I think the following will be helpfull:

enter image description here

  • For demonstration purposes I loaded the data directly from Excel. I'm sure you can figure out how to connect your PDF;

  • Since the JavaScript-based function is a small HTML-script we have to escape the apostrope in the sample text first using a replace function. Otherwise it will clash with the apostrophes used to write the script in the function (see below). If we don't the function will error out/show nothing. Apostrophe will be shown correctly after applying function;

  • I edited the pattern to catch a full sentence in 1st capture group and for this sample I replaced what is captured with the backreference to this group and a pipe-symbol to visualize the result. Note there is no use of a negative lookbehind nomore since that is not supported in the engine.

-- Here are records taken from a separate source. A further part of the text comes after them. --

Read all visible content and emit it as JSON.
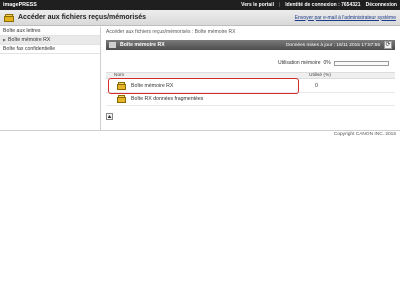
{
  "topbar": {
    "brand": "imagePRESS",
    "portal_link": "Vers le portail",
    "login_id": "Identité de connexion : 7654321",
    "logout": "Déconnexion"
  },
  "header": {
    "title": "Accéder aux fichiers reçus/mémorisés",
    "mail_link": "Envoyer par e-mail à l'administrateur système"
  },
  "sidebar": {
    "items": [
      {
        "label": "Boîte aux lettres"
      },
      {
        "label": "Boîte mémoire RX"
      },
      {
        "label": "Boîte fax confidentielle"
      }
    ]
  },
  "main": {
    "breadcrumb": "Accéder aux fichiers reçus/mémorisés : Boîte mémoire RX",
    "panel_title": "Boîte mémoire RX",
    "date": "Données mises à jour : 16/11 2015 17:57:56",
    "usage_label": "Utilisation mémoire",
    "usage_value": "0%",
    "usage_fraction": 0,
    "columns": {
      "name": "Nom",
      "used": "Utilisé (%)"
    },
    "rows": [
      {
        "name": "Boîte mémoire RX",
        "used": "0"
      },
      {
        "name": "Boîte RX données fragmentées",
        "used": ""
      }
    ]
  },
  "footer": {
    "copyright": "Copyright CANON INC. 2015"
  },
  "colors": {
    "highlight": "#d42b2b",
    "topbar": "#1f1f1f",
    "panelbar": "#5a5a5a",
    "folder": "#e6b427"
  }
}
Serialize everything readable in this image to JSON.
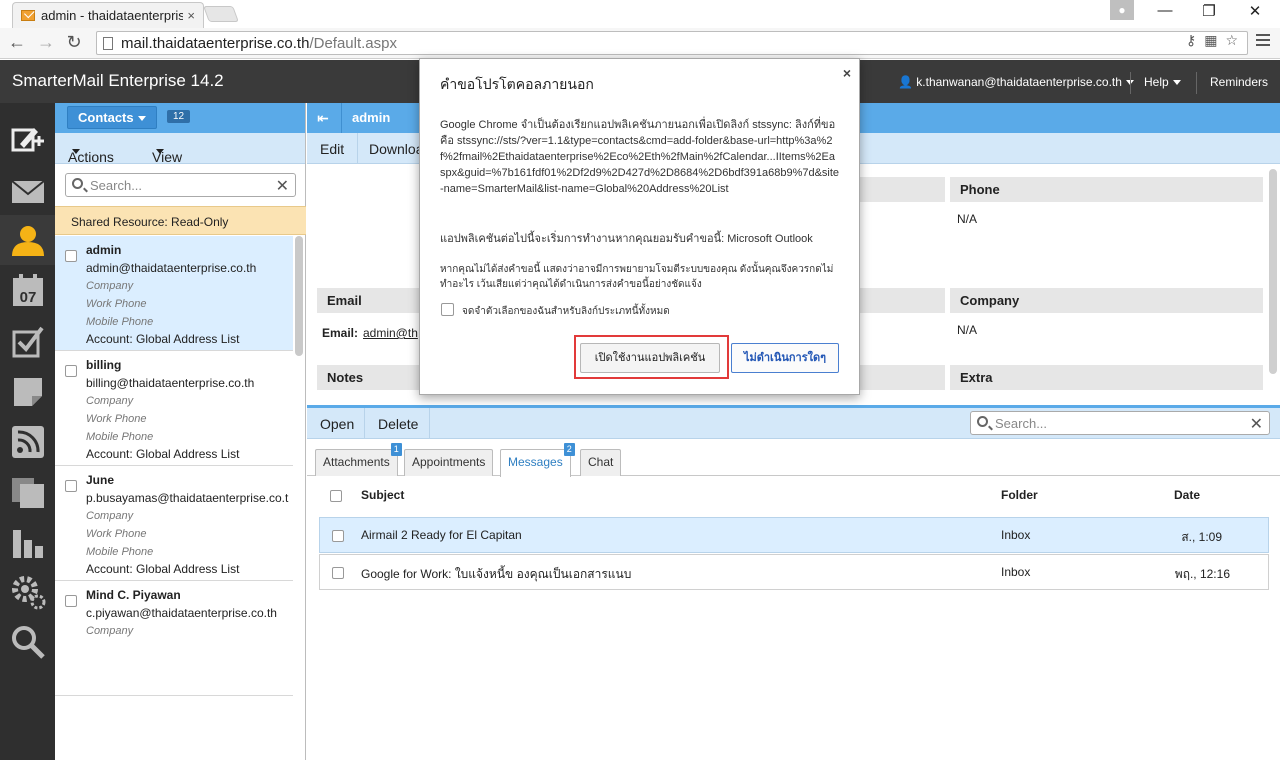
{
  "browser": {
    "tab_title": "admin - thaidataenterprise",
    "tab_close": "×",
    "url_host": "mail.thaidataenterprise.co.th",
    "url_path": "/Default.aspx"
  },
  "app": {
    "title": "SmarterMail Enterprise 14.2",
    "user": "k.thanwanan@thaidataenterprise.co.th",
    "help": "Help",
    "reminders": "Reminders"
  },
  "rail": {
    "calendar_day": "07"
  },
  "contacts": {
    "button_label": "Contacts",
    "count": "12",
    "actions": "Actions",
    "view": "View",
    "search_placeholder": "Search...",
    "shared_notice": "Shared Resource: Read-Only",
    "items": [
      {
        "name": "admin",
        "email": "admin@thaidataenterprise.co.th",
        "company": "Company",
        "work_phone": "Work Phone",
        "mobile_phone": "Mobile Phone",
        "account": "Account: Global Address List"
      },
      {
        "name": "billing",
        "email": "billing@thaidataenterprise.co.th",
        "company": "Company",
        "work_phone": "Work Phone",
        "mobile_phone": "Mobile Phone",
        "account": "Account: Global Address List"
      },
      {
        "name": "June",
        "email": "p.busayamas@thaidataenterprise.co.t",
        "company": "Company",
        "work_phone": "Work Phone",
        "mobile_phone": "Mobile Phone",
        "account": "Account: Global Address List"
      },
      {
        "name": "Mind C. Piyawan",
        "email": "c.piyawan@thaidataenterprise.co.th",
        "company": "Company",
        "work_phone": "",
        "mobile_phone": "",
        "account": ""
      }
    ]
  },
  "detail": {
    "title": "admin",
    "edit": "Edit",
    "download": "Download",
    "phone_header": "Phone",
    "phone_value": "N/A",
    "email_header": "Email",
    "email_label": "Email:",
    "email_value": "admin@th",
    "company_header": "Company",
    "company_value": "N/A",
    "notes_header": "Notes",
    "extra_header": "Extra"
  },
  "lower": {
    "open": "Open",
    "delete": "Delete",
    "search_placeholder": "Search...",
    "tabs": [
      {
        "label": "Attachments",
        "badge": "1"
      },
      {
        "label": "Appointments",
        "badge": ""
      },
      {
        "label": "Messages",
        "badge": "2"
      },
      {
        "label": "Chat",
        "badge": ""
      }
    ],
    "columns": {
      "subject": "Subject",
      "folder": "Folder",
      "date": "Date"
    },
    "messages": [
      {
        "subject": "Airmail 2 Ready for El Capitan",
        "folder": "Inbox",
        "date": "ส., 1:09"
      },
      {
        "subject": "Google for Work: ใบแจ้งหนี้ข องคุณเป็นเอกสารแนบ",
        "folder": "Inbox",
        "date": "พฤ., 12:16"
      }
    ]
  },
  "dialog": {
    "title": "คำขอโปรโตคอลภายนอก",
    "close": "×",
    "body": "Google Chrome จำเป็นต้องเรียกแอปพลิเคชันภายนอกเพื่อเปิดลิงก์ stssync: ลิงก์ที่ขอคือ stssync://sts/?ver=1.1&type=contacts&cmd=add-folder&base-url=http%3a%2f%2fmail%2Ethaidataenterprise%2Eco%2Eth%2fMain%2fCalendar...IItems%2Easpx&guid=%7b161fdf01%2Df2d9%2D427d%2D8684%2D6bdf391a68b9%7d&site-name=SmarterMail&list-name=Global%20Address%20List",
    "app_line": "แอปพลิเคชันต่อไปนี้จะเริ่มการทำงานหากคุณยอมรับคำขอนี้: Microsoft Outlook",
    "warning": "หากคุณไม่ได้ส่งคำขอนี้ แสดงว่าอาจมีการพยายามโจมตีระบบของคุณ ดังนั้นคุณจึงควรกดไม่ทำอะไร เว้นเสียแต่ว่าคุณได้ดำเนินการส่งคำขอนี้อย่างชัดแจ้ง",
    "remember": "จดจำตัวเลือกของฉันสำหรับลิงก์ประเภทนี้ทั้งหมด",
    "launch": "เปิดใช้งานแอปพลิเคชัน",
    "cancel": "ไม่ดำเนินการใดๆ"
  }
}
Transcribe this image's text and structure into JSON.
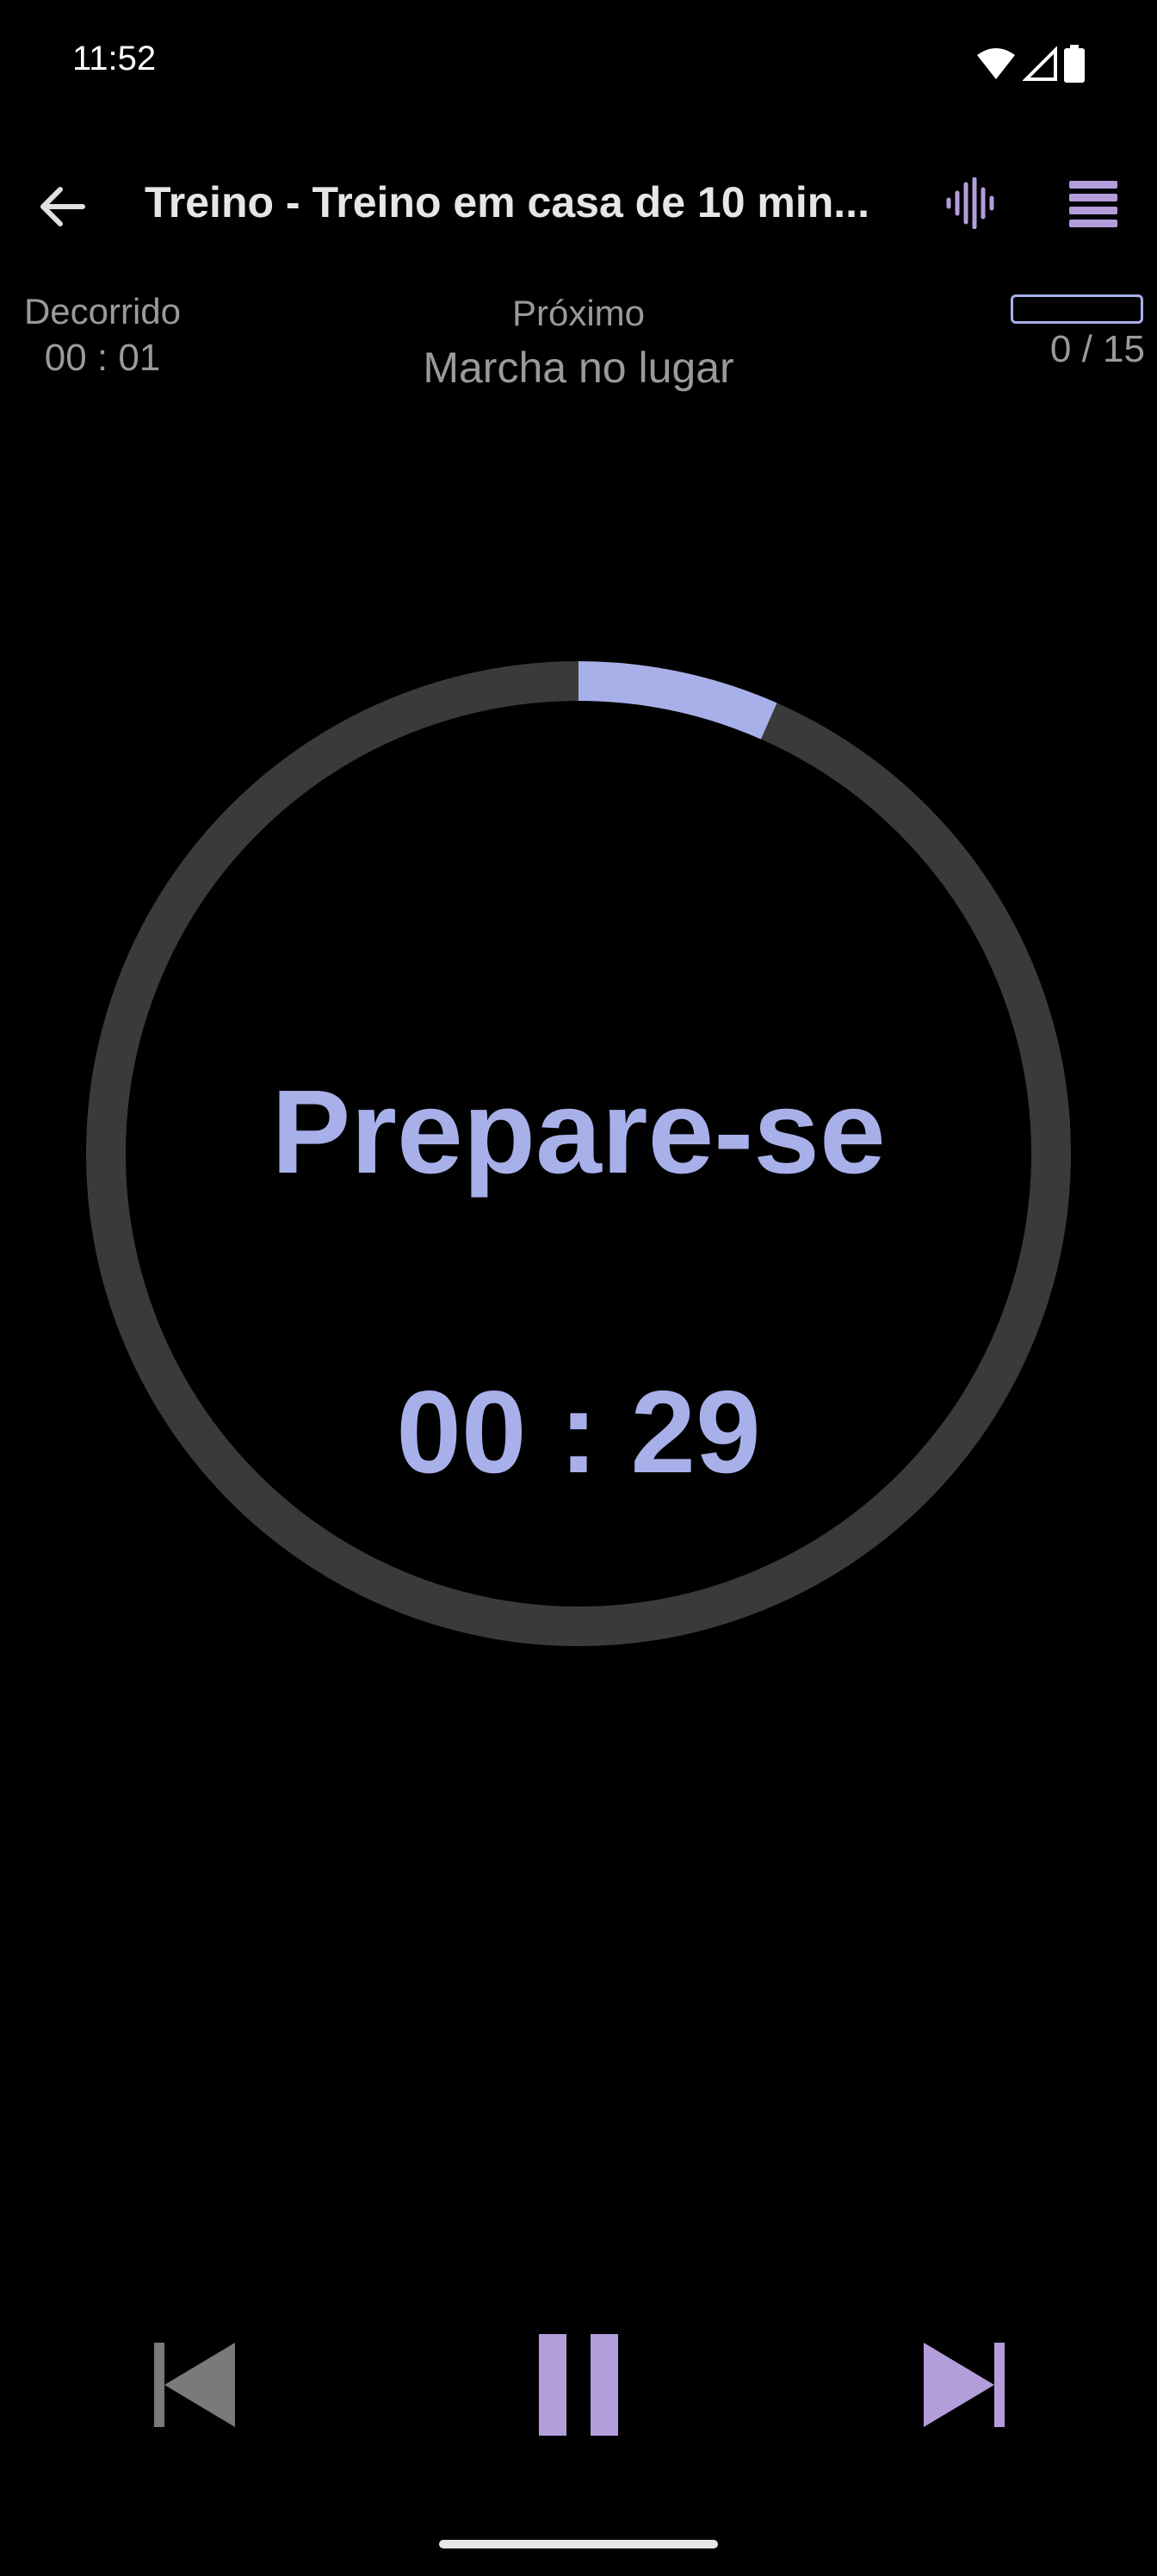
{
  "status_bar": {
    "time": "11:52",
    "icons": [
      "wifi-icon",
      "signal-icon",
      "battery-icon"
    ]
  },
  "app_bar": {
    "title": "Treino - Treino em casa de 10 min...",
    "icons": [
      "back-arrow-icon",
      "audio-wave-icon",
      "menu-icon"
    ]
  },
  "info": {
    "elapsed_label": "Decorrido",
    "elapsed_value": "00 : 01",
    "next_label": "Próximo",
    "next_value": "Marcha no lugar",
    "progress_count": "0 / 15",
    "progress_fraction": 0
  },
  "timer": {
    "phase": "Prepare-se",
    "countdown": "00 : 29",
    "ring_progress": 0.066
  },
  "controls": {
    "icons": [
      "skip-previous-icon",
      "pause-icon",
      "skip-next-icon"
    ]
  },
  "colors": {
    "accent": "#a8b0ea",
    "accent_purple": "#b39ddb",
    "ring_track": "#3a3a3a",
    "background": "#000000",
    "control_disabled": "#7a7a7a"
  }
}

This resulted in a lengthy pattern which probably does not yet catch all the quirks possible:

    \s*((?:\b[MDJS]rs?\.|\d*\.\d+|\S+\.(?:com|net|org)\b|[a-z]\.(?:[a-z]\.)+|[^.?!])+(?:[.?!]+|$))
    

M-Code:

let
    Source = Excel.CurrentWorkbook(){[Name="Table1"]}[Content],
    #"Changed Type" = Table.TransformColumnTypes(Source,{{"Kol", type text}}),
    #"Replaced Value" = Table.ReplaceValue(#"Changed Type","'","&apos",Replacer.ReplaceText,{"Kol"}),
    #"Invoked Custom Function" = Table.AddColumn(#"Replaced Value", "fnRegexReplace", each fnRegexReplace([Kol], "\\s*((?:\\b[MDJS]rs?\\.|\\d*\\.\\d+|\\S+\\.(?:com|net|org)\\b|[a-z]\\.(?:[a-z]\\.)+|[^.?!])+(?:[.?!]+|$))", "$1|"))
in
    #"Invoked Custom Function"

Used function fnRegexReplace:

(x,y,z)=>
let 
   Source = Web.Page(
                     "<script>var x="&"'"&x&"'"&";var z="&"'"&z&
                     "'"&";var y=new RegExp('"&y&"','gmi');
                     var b=x.replace(y,z);document.write(b);</script>")
                     [Data]{0}[Children]{0}[Children]{1}[Text]{0}
in 
   Source

An online demo of the regular expression.

JvdV
  • 70,606
  • 8
  • 39
  • 70
  • Hi there, fine about loading straight from excel as per this question ( though you're right it is ultimately for PDFs), However, where is the Kol Column coming from? – Nick Jul 08 '22 at 10:01
  • 1
    Apologies, confusion that Kol was the original text column. Its working now and looks great. Will test with other texts to explore how dynamic this is – Nick Jul 08 '22 at 10:09
  • Tested it out on some large pieces of text and it works really well. the only issue I have found is this text https://www.varsitytutors.com/praxis_reading-help/long-passages-200-400-words. the ed. in (1902, ed. David Starr Jordan) is split. But tbh i can't see how this could be logically separated from say the end of a sentence like: He was `in.` Appears to handle everything else brilliantly though. – Nick Jul 08 '22 at 10:53
  • @Nick, if you are able to read regex well enough there is also the option to add to the pattern as you go and find these quirks. I assume you can also have abbreviations like `St.` for example that are currently un-accounted for. There are also probably a ton of different top-level-domains (TLD's) we currently didn't account for, etc... – JvdV Jul 08 '22 at 11:05
  • 1
    @Nick, *"When a string is double quoted, it is processed by the compiler and again at run-time. Since a backslash (\) is removed whenever the string is processed, the double-quoted string needs double backslashes so that there is one left in the string at run time to escape a "special character". "* From [here](https://www.ibm.com/support/pages/when-use-double-backslash-escape-special-character-regular-expression). Hope it helps. Certainly not all compilers need this AFAIK. – JvdV Jul 08 '22 at 11:29
  • 1
    Adding `y= Text.Replace(y,"\","\\"),` in your function solves this issue so you can use the original \. I'm just surprised other answers don't do this. Unless there is an issue doing this? – Nick Jul 08 '22 at 11:32
  • 1
    Well done in finding a regex avoiding the negative lookbehind ! – Anonymous Jul 08 '22 at 22:40
0

This regex works for most texts from the start but can accommodate for issues that may arise.

\s*((?:\b(?:[djms]rs?|flam|liq|st)\.|\b(?:[a-z]\.){2,}|\.\d|\.(?:com|net|org)\b|[^.?!])+(?:[.?!]+|$)) (Gmi as flags)

Where flam|liq|st are examples where a split would normally occur if the word is followed by a . e.g. for an abbreviation. This section of the regex forced these to be ignored. e.g. If you had the text, St. Bernards typically weigh 80kg. This would usually split on the St. However adding st to this region of the regex ignores this so the sentence is captured as a whole. You can keep adding to this section to try and accommodate for most errors. If you come up with anyway of improving on this further do please post a comment/answer.

Nick
  • 789
  • 5
  • 22